Python Confession #1: I had never heard of or used zipimporter before.

Since I'd never heard of the class before I had no idea why the IronPython runtime would be calling this and especially on something which didn't appear to exist. So it's time to dig through the call stack to see where this comes from:

It appears that PythonCommandLine.ImportSite kicks this process off so that's where I started looking:

    private void ImportSite() {
        if (Options.SkipImportSite)
            return;
    
        try {
            Importer.ImportModule(PythonContext.SharedContext, null, "site", false, -1);
        } catch (Exception e) {
            Console.Write(Language.FormatException(e), Style.Error);
        }
    }

It turns out that site is a special Python module which is imported by default when the interpreter starts (for all implementations - IronPython, JythonPyPy and good old vanilla CPython). It's responsible for doing some platform-specific module path setup.

Python Confession #2: I had never heard of the site module before.

So how does importing site cause us to execute some code relating to zipimporter? Searching through the call stack at the point of the Exception shows that all this seems to come from FindImporterForPath which takes every function in path_hooks and attempts to apply it to the path we're importing.

    /// 
    /// Finds a user defined importer for the given path or returns null if no importer
    /// handles this path.
    /// 
    private static object FindImporterForPath(CodeContext/*!*/ context, string dirname) {
        List pathHooks = PythonContext.GetContext(context).GetSystemStateValue("path_hooks") as List;

        foreach (object hook in (IEnumerable)pathHooks) {
            try {
               object handler = PythonCalls.Call(context, hook, dirname);

                if (handler != null) {
                    return handler;
                }
            } catch (ImportException) {
                // we can't handle the path
            }
        }

So we call every path_hook with the module we're importing as an argument using PythonCalls.Call()The path_hooks themselves come from the sys module:

    sys.path_hooks

A list of callables that take a path argument to try to create a finder for the path.

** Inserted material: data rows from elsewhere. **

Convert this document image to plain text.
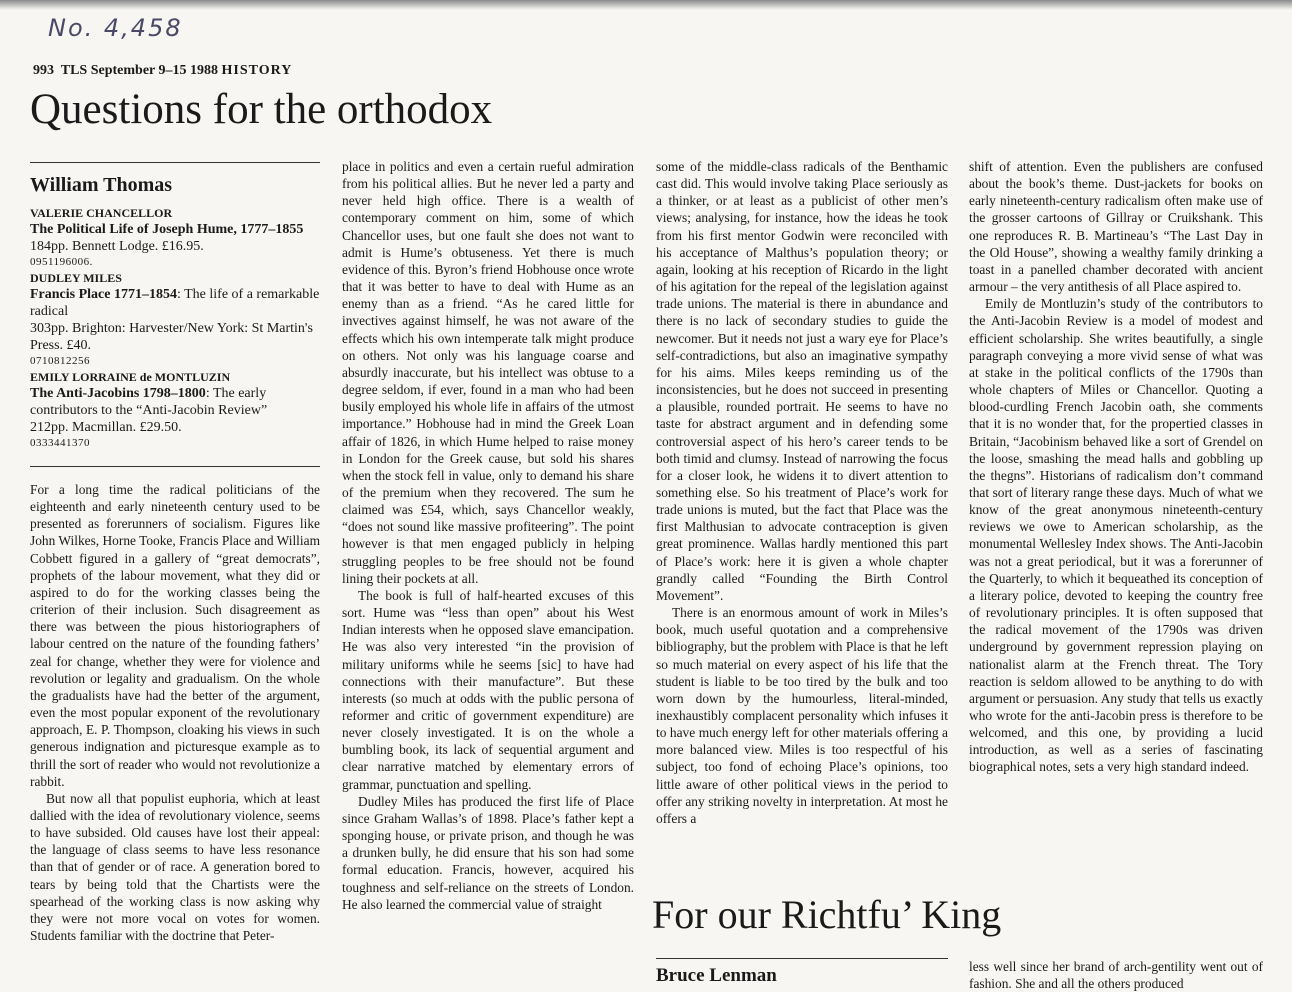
No. 4,458
993 TLS September 9–15 1988 HISTORY
Questions for the orthodox
William Thomas
VALERIE CHANCELLOR
The Political Life of Joseph Hume, 1777–1855
184pp. Bennett Lodge. £16.95.
0951196006.
DUDLEY MILES
Francis Place 1771–1854: The life of a remarkable radical
303pp. Brighton: Harvester/New York: St Martin's Press. £40.
0710812256
EMILY LORRAINE de MONTLUZIN
The Anti-Jacobins 1798–1800: The early contributors to the “Anti-Jacobin Review”
212pp. Macmillan. £29.50.
0333441370

For a long time the radical politicians of the eighteenth and early nineteenth century used to be presented as forerunners of socialism. Figures like John Wilkes, Horne Tooke, Francis Place and William Cobbett figured in a gallery of “great democrats”, prophets of the labour movement, what they did or aspired to do for the working classes being the criterion of their inclusion. Such disagreement as there was between the pious historiographers of labour centred on the nature of the founding fathers’ zeal for change, whether they were for violence and revolution or legality and gradualism. On the whole the gradualists have had the better of the argument, even the most popular exponent of the revolutionary approach, E. P. Thompson, cloaking his views in such generous indignation and picturesque example as to thrill the sort of reader who would not revolutionize a rabbit.

But now all that populist euphoria, which at least dallied with the idea of revolutionary violence, seems to have subsided. Old causes have lost their appeal: the language of class seems to have less resonance than that of gender or of race. A generation bored to tears by being told that the Chartists were the spearhead of the working class is now asking why they were not more vocal on votes for women. Students familiar with the doctrine that Peter-

place in politics and even a certain rueful admiration from his political allies. But he never led a party and never held high office. There is a wealth of contemporary comment on him, some of which Chancellor uses, but one fault she does not want to admit is Hume’s obtuseness. Yet there is much evidence of this. Byron’s friend Hobhouse once wrote that it was better to have to deal with Hume as an enemy than as a friend. “As he cared little for invectives against himself, he was not aware of the effects which his own intemperate talk might produce on others. Not only was his language coarse and absurdly inaccurate, but his intellect was obtuse to a degree seldom, if ever, found in a man who had been busily employed his whole life in affairs of the utmost importance.” Hobhouse had in mind the Greek Loan affair of 1826, in which Hume helped to raise money in London for the Greek cause, but sold his shares when the stock fell in value, only to demand his share of the premium when they recovered. The sum he claimed was £54, which, says Chancellor weakly, “does not sound like massive profiteering”. The point however is that men engaged publicly in helping struggling peoples to be free should not be found lining their pockets at all.

The book is full of half-hearted excuses of this sort. Hume was “less than open” about his West Indian interests when he opposed slave emancipation. He was also very interested “in the provision of military uniforms while he seems [sic] to have had connections with their manufacture”. But these interests (so much at odds with the public persona of reformer and critic of government expenditure) are never closely investigated. It is on the whole a bumbling book, its lack of sequential argument and clear narrative matched by elementary errors of grammar, punctuation and spelling.

Dudley Miles has produced the first life of Place since Graham Wallas’s of 1898. Place’s father kept a sponging house, or private prison, and though he was a drunken bully, he did ensure that his son had some formal education. Francis, however, acquired his toughness and self-reliance on the streets of London. He also learned the commercial value of straight

some of the middle-class radicals of the Benthamic cast did. This would involve taking Place seriously as a thinker, or at least as a publicist of other men’s views; analysing, for instance, how the ideas he took from his first mentor Godwin were reconciled with his acceptance of Malthus’s population theory; or again, looking at his reception of Ricardo in the light of his agitation for the repeal of the legislation against trade unions. The material is there in abundance and there is no lack of secondary studies to guide the newcomer. But it needs not just a wary eye for Place’s self-contradictions, but also an imaginative sympathy for his aims. Miles keeps reminding us of the inconsistencies, but he does not succeed in presenting a plausible, rounded portrait. He seems to have no taste for abstract argument and in defending some controversial aspect of his hero’s career tends to be both timid and clumsy. Instead of narrowing the focus for a closer look, he widens it to divert attention to something else. So his treatment of Place’s work for trade unions is muted, but the fact that Place was the first Malthusian to advocate contraception is given great prominence. Wallas hardly mentioned this part of Place’s work: here it is given a whole chapter grandly called “Founding the Birth Control Movement”.

There is an enormous amount of work in Miles’s book, much useful quotation and a comprehensive bibliography, but the problem with Place is that he left so much material on every aspect of his life that the student is liable to be too tired by the bulk and too worn down by the humourless, literal-minded, inexhaustibly complacent personality which infuses it to have much energy left for other materials offering a more balanced view. Miles is too respectful of his subject, too fond of echoing Place’s opinions, too little aware of other political views in the period to offer any striking novelty in interpretation. At most he offers a

shift of attention. Even the publishers are confused about the book’s theme. Dust-jackets for books on early nineteenth-century radicalism often make use of the grosser cartoons of Gillray or Cruikshank. This one reproduces R. B. Martineau’s “The Last Day in the Old House”, showing a wealthy family drinking a toast in a panelled chamber decorated with ancient armour – the very antithesis of all Place aspired to.

Emily de Montluzin’s study of the contributors to the Anti-Jacobin Review is a model of modest and efficient scholarship. She writes beautifully, a single paragraph conveying a more vivid sense of what was at stake in the political conflicts of the 1790s than whole chapters of Miles or Chancellor. Quoting a blood-curdling French Jacobin oath, she comments that it is no wonder that, for the propertied classes in Britain, “Jacobinism behaved like a sort of Grendel on the loose, smashing the mead halls and gobbling up the thegns”. Historians of radicalism don’t command that sort of literary range these days. Much of what we know of the great anonymous nineteenth-century reviews we owe to American scholarship, as the monumental Wellesley Index shows. The Anti-Jacobin was not a great periodical, but it was a forerunner of the Quarterly, to which it bequeathed its conception of a literary police, devoted to keeping the country free of revolutionary principles. It is often supposed that the radical movement of the 1790s was driven underground by government repression playing on nationalist alarm at the French threat. The Tory reaction is seldom allowed to be anything to do with argument or persuasion. Any study that tells us exactly who wrote for the anti-Jacobin press is therefore to be welcomed, and this one, by providing a lucid introduction, as well as a series of fascinating biographical notes, sets a very high standard indeed.

For our Richtfu’ King
Bruce Lenman	less well since her brand of arch-gentility went out of fashion. She and all the others produced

If a finder can be created, it is to be returned by the callable, else raise ImportError.

Python Confession #3: I had never heard of or used path_hooks before.

So what is in path_hooks? If I keep hitting continue on the Visual Studio debugger the Exception is caught, I reach the python REPL and can inspect what is in sys.path_hooks:

And there it is - zipimporter. Now we're approaching an explanation - when the IronPython interpreter is initialised it imports the site module which takes the everything in path_hooks and applies them to all the modules in our path - but since there are no .zip files anywhere in our path zipimporter (the only path hook) cannot find anything to operate on, so throws an exception which is normally caught and handled.

So this is normal behaviour - the exception is even expected, since path_hooks' documentation states that if a path_hook fails it raises an Exception.

Conclusion

OK nothing special has happened here since IronPython is behaving exactly as it should, however unexpected it was to me. That said, this is a very nice way to learn some new Python concepts, like:

  1. the zipimport module
  2. the site module
  3. sys.path_hooks 

I even have a half-working clone of zipimporter for tarballs called tgzimporter, but there's little need for such functionality as I suspect that even zipimporter is seldom used. 

It would've been easy to just keep hitting the "F5" key until I hit the REPL, but then I would likely have struggled to find a way to approach the source code and perhaps would've put it off indefinitely. Hopefully now I'll find some way to continue to improve my understanding and contribute to the IronPython project.

1 response
Sean, you're absolutely right except one thing: this damn "IronyPython" is a complete non-working junk :) Devs might think (but I bet they don't!) "it's not important, we're did a great job and waste a lot of money", but this is BS too :) It's not a product at all! You might download and automate normal Python (use console redirection and other trick) and don't have these EXTREMILY stupid bugs.